Posts tonen met het label bloed. Alle posts tonen
Posts tonen met het label bloed. Alle posts tonen

donderdag 23 november 2023

SERIE 'OMA EN OPA' DEEL 20. DE RELIGIEUZE BOEKHANDEL.

 

Serie: ‘Opa en Oma’.

Deel 20: De religieuze boekhandel.

Voorgaande delen van de serie ‘OPA & OMA’ nog eens lezen? Dat kan! Deze serie wordt ook gepubliceerd op mijn blog: ‘stukkiejee.blogspot.com’.  Daar kan de serie ‘Opa & Oma’ vanaf deel 1 nog eens gelezen worden.

Door daar op de knop ‘oudere blogs’ rechtsonder te drukken krijg je telkens meer voorgaande afleveringen van de serie te zien.

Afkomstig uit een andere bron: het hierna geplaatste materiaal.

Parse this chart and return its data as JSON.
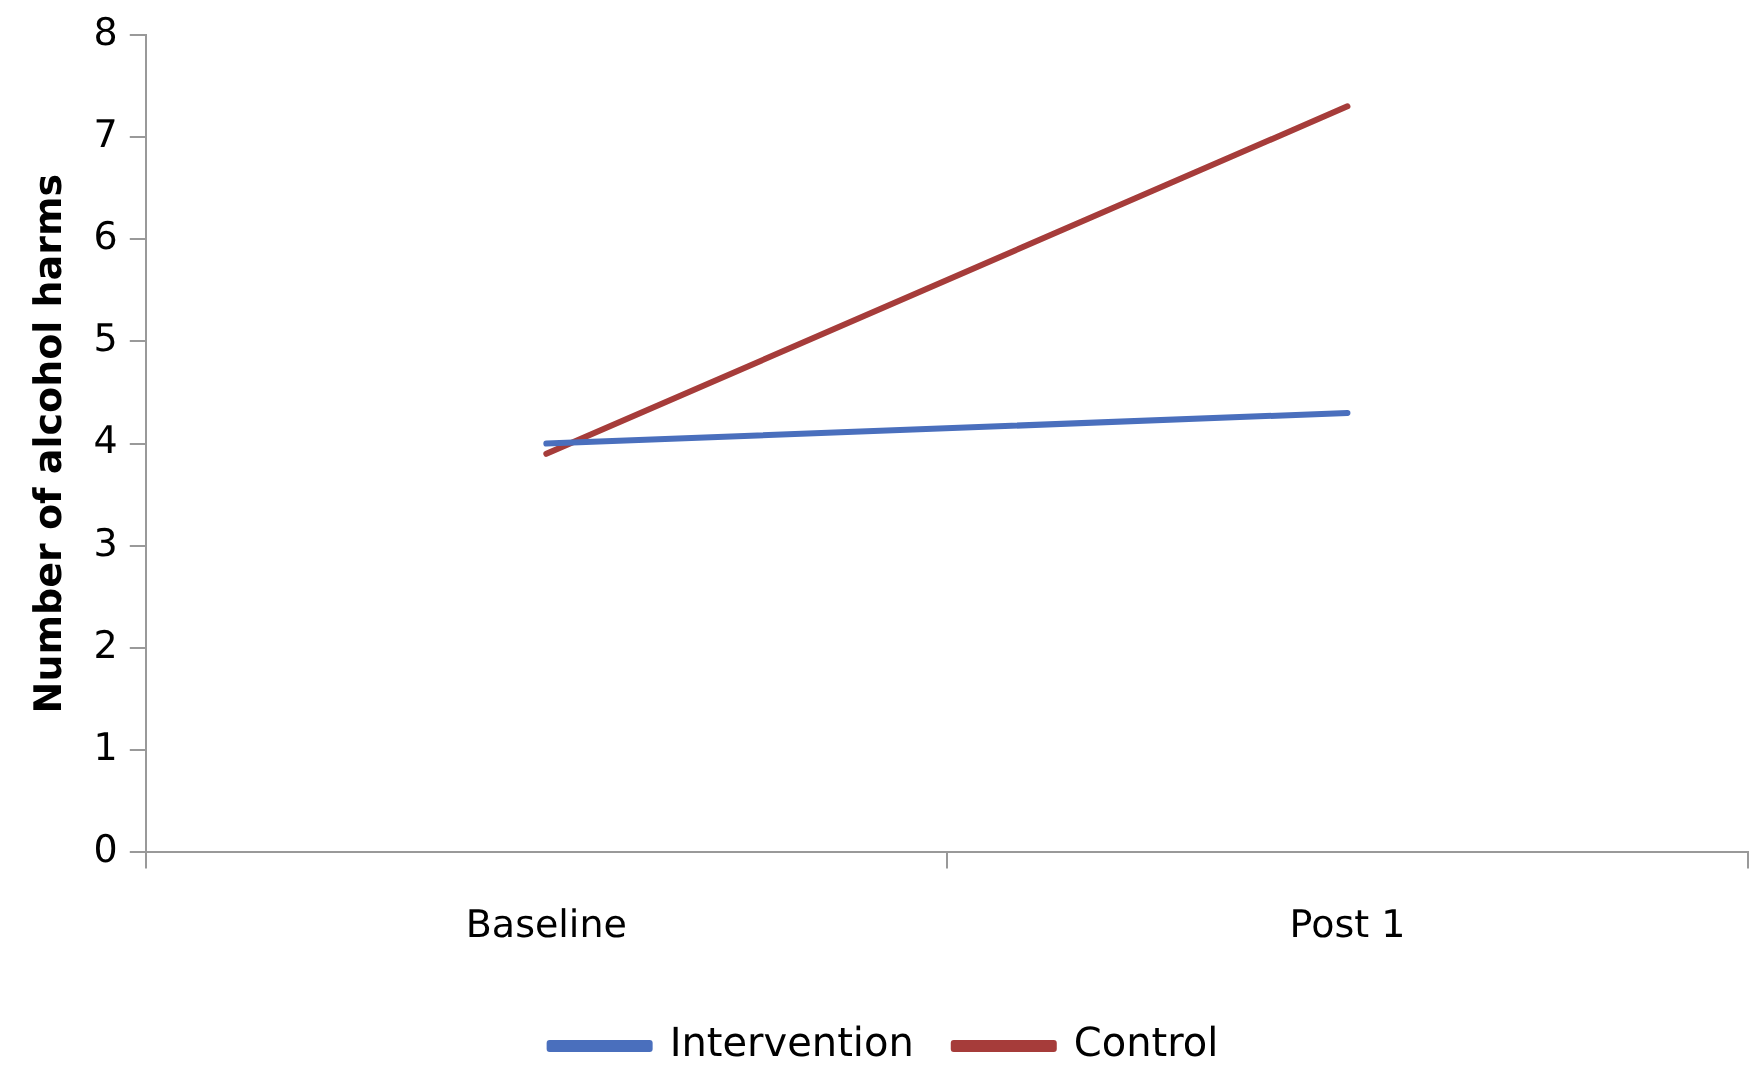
{
  "chart_data": {
    "type": "line",
    "ylabel": "Number of alcohol harms",
    "categories": [
      "Baseline",
      "Post 1"
    ],
    "series": [
      {
        "name": "Intervention",
        "color": "#4a6fbd",
        "values": [
          4.0,
          4.3
        ]
      },
      {
        "name": "Control",
        "color": "#a63c3a",
        "values": [
          3.9,
          7.3
        ]
      }
    ],
    "ylim": [
      0,
      8
    ],
    "yticks": [
      0,
      1,
      2,
      3,
      4,
      5,
      6,
      7,
      8
    ],
    "grid": false,
    "legend": "bottom",
    "marker": "none",
    "line_style": "solid"
  }
}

Ook eerder ‘werk’ van mij kan je daar lezen. Met de knop ‘homepage’ kom je dan weer terug bij het meest recente verhaal.

 

Deel 20: De religieuze boekhandel.

Wat voorafging:

Maria is verkracht en daardoor zwanger. Abortus is taboe in Den Bosch.  Ze wordt ‘opgeborgen’ bij de nonnetjes.

Maria verlangt naar haar baby’tje. Ze breit kleertjes. De kamer van hoofdzuster Wijnaldia moet ze schoonmaken. Zo verdient ze wat geld voor wol. Maria heeft last van die Wijnaldia; die randde haar aan.

Wijnaldia trekt alle breisels van Maria uit. ‘Collega’ zuster Ephraïm ‘ontfermt’ zich over  Maria. Samen kopen ze nieuwe babykleertjes.

Maria baart Kareltje.  Ephraïm vindt woonruimte en werk voor Maria bij rijkelui. De familie behandelt haar goed. Kareltje helpt schoonmaken.

Van meneer in ’t Hout … krijgt Maria kriebeltjes.  Ze is verliefd … tegelijk ook verward ... ze heeft wisselende stemmingen.

Ene Joop Kikkerd komt drukwerk afleveren. Mevrouw houdt Kareltje lief bezig. Dat lijkt Maria te raken … maar het is schúldgevoel, dat haar beroert.

Maria verzwijgt de huisarts haar zelfbeschadiging. In een nare droom worden haar gevoelens ‘duivels’ vergoeilijkt.

Kareltje brult iedereen wakker maar waar is hij? Niet in zijn ledikantje. Maria slaapt nog diep. Meneer in ’t Hout waarschuwt  Maria: ‘zoiets wil ik nooit weer’!  Maria’s kriebeltjes verdwijnen als sneeuw voor de zon.

Raadselachtige verplaatsingen (van dieren), gebeurden ook al in Maria’s ouderlijk huis.

Traploper en roetjes schoonmaken: een rotklus. Maria is moe, gaat vroeg slapen. Wordt vroeg wakker. Niet in haar eigen bed. Haar zoontje ligt ook weer ergens anders.

Maria, Joop en Kareltje wandelen. Joop maakt grapjes met de kleine.  Joop zal Maria naar Den Bosch rijden.  Mevrouw in ’t Hout vertelt Maria dat Joop niet te vertrouwen is met kinderen; zo wordt er geroddeld.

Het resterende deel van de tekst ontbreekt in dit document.